CJ : on va finir notre album, finir le film qui est fait sur nous… Tu as vu le clip de « Crazy Macy » ?
Oui, super marrant !
CJ : le même mec nous a filmé pendant deux ans et demi… Et je pense que l’album sera terminé cet été quand Chris et moi aurons écrit les nouveaux morceaux. Il nous reste quelques voix et mixes à faire, donc ouais d’ici l’été… Le film devrait être terminé cet automne.
Comment est le son de ce nouvel album ?
CJ : du Groovies à l’ancienne. Un peu de folk rock, un peu de rythm’n blues, un peu de rockabilly et du rock’n roll aussi… Un peu de tout ça.
OK les mecs, merci beaucoup pour…
CJ [m’interrompt] : on a essayé de rester dans l’esprit de ce qu’on faisait à l’époque, ce pourquoi nos fans nous adoraient. C’est ce à quoi je tenais le plus. Parce que 30 ans plus tard, je n’ai pas changé… et George non plus… ni Chris… et Victor connaît le truc. Donc ouais on va continuer et voir ce qu’il se passe…
Donc, l’album et une autre tournée ? En Europe ?
CJ : oh ouais ! Par contre ce temps… On est tombés malades, bien malades… En Belgique… Un de nous a attrapé froid et ensuite on a tous chopé son truc… Tu sais, quand on est tous dans le van toute la journée… Figure toi qu’il neigeait mardi dernier* ! J’ai attrapé tellement froid, j’aurais dû rester dans…
Vous vivez toujours à San Francisco ?
CJ : et ouais !
GA : enfin, moi en Arizona…
Je sais, à Tucson !
GA : il fait environ 30 degrés en ce moment…
CJ : le climat change partout… sauf en Arizona…
Toujours une fournaise, hein ?
GA : [rires] ouais, toujours super chaud !
Vous écoutez un peu cette nouvelle scène de San Francisco ?
CJ : et bien, je vais te dire un truc… Les nouveaux groupes ici en Europe sont bien meilleurs… Ils savent jouer… En Amérique, c’est nanananana, tu sais, juste du bruit… On vient ici, on a un groupe qui ouvre pour nous. Les nouveaux groupes sont vraiment meilleurs ici qu’en Amérique !
Vous changez tous les jours de groupe qui ouvre pour vous ?
CJ : ouais.
J’ai un groupe. J’espère qu’un jour on pourra ouvrir pour vous !
CJ : oh vraiment ? Quel est le nom du groupe ?
Kim Jong 4.
CJ : ok, arrangeons ça la prochaine fois qu’on vient !
Ça me va très bien [rires] ! Merci beaucoup les mecs !!! On a tenu le créneau de 10 minutes !
CJ : Merci, Manuel !
Interview réalisée par Manu
*Rappelons que l’interview a été réalisée fin avril.
/// ENGLISH VERSION ///
Cyril, I’ve seen you a couple of times recently and you always look so happy to play. It looks like the reunion was the best idea you could have…

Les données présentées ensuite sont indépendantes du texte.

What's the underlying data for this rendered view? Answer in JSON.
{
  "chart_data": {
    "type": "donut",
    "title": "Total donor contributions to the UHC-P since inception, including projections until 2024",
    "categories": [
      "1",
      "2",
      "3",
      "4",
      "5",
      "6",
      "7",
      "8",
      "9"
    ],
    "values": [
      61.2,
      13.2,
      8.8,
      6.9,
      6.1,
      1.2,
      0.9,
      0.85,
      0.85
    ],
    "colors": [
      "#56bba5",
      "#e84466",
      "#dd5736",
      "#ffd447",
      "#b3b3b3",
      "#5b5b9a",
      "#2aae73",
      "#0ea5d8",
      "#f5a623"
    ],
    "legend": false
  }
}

Cyril Jordan (guitarist-singer) : yeah, you are right, the thing is that we were such close friends 35 years ago and we got back together 3 years ago and it’s as if time and space didn’t happen. It was like the day after we broke up in 1980. For guys like us, it is a privilege to play music for people who like us.
How has it been going for 3 years ?
CJ : better and better ! We’re getting very tight now ; you can’t get tight like this if you rehearse. You have to go on the road. Town to town. Different club and different club. That’s how the Beatles got so good.
You’ve been in the circuit for 50 years now. So, how do you see the future of this music ? How do you explain the magic behind it ? Every night, the show begins and the same magic occurs…
CJ : it’s rock ‘n roll… That’s a lively art and it is a real art to be able to do it again on stage. Whether it is 40 years ago, now or next year, it is a very complicated thing to do and that’s the reason I am always smiling. Because we are successful doing it.
Let’s talk a bit about the new single, « Crazy Macy », it sounds so Flamin’ Groovies. With your Dan Armstrong…
CJ : I’m very very glad about that. I was a bit worried that the fans… [interrupted by a drunk girl saying goodbye]… so, uuh sorry, what was the question again ? Oh yeah ! Crazy Macy ! We haven’t played it because it hasn’t been released properly yet so maybe by April or May, when we start touring in the States, we will maybe put it in the set… There’s another song called « End of the world »…
A B-side ?
CJ : well no, that’s another A-side. The B-side of « Crazy Macy » is « Let me rock » which we did in the encore tonight.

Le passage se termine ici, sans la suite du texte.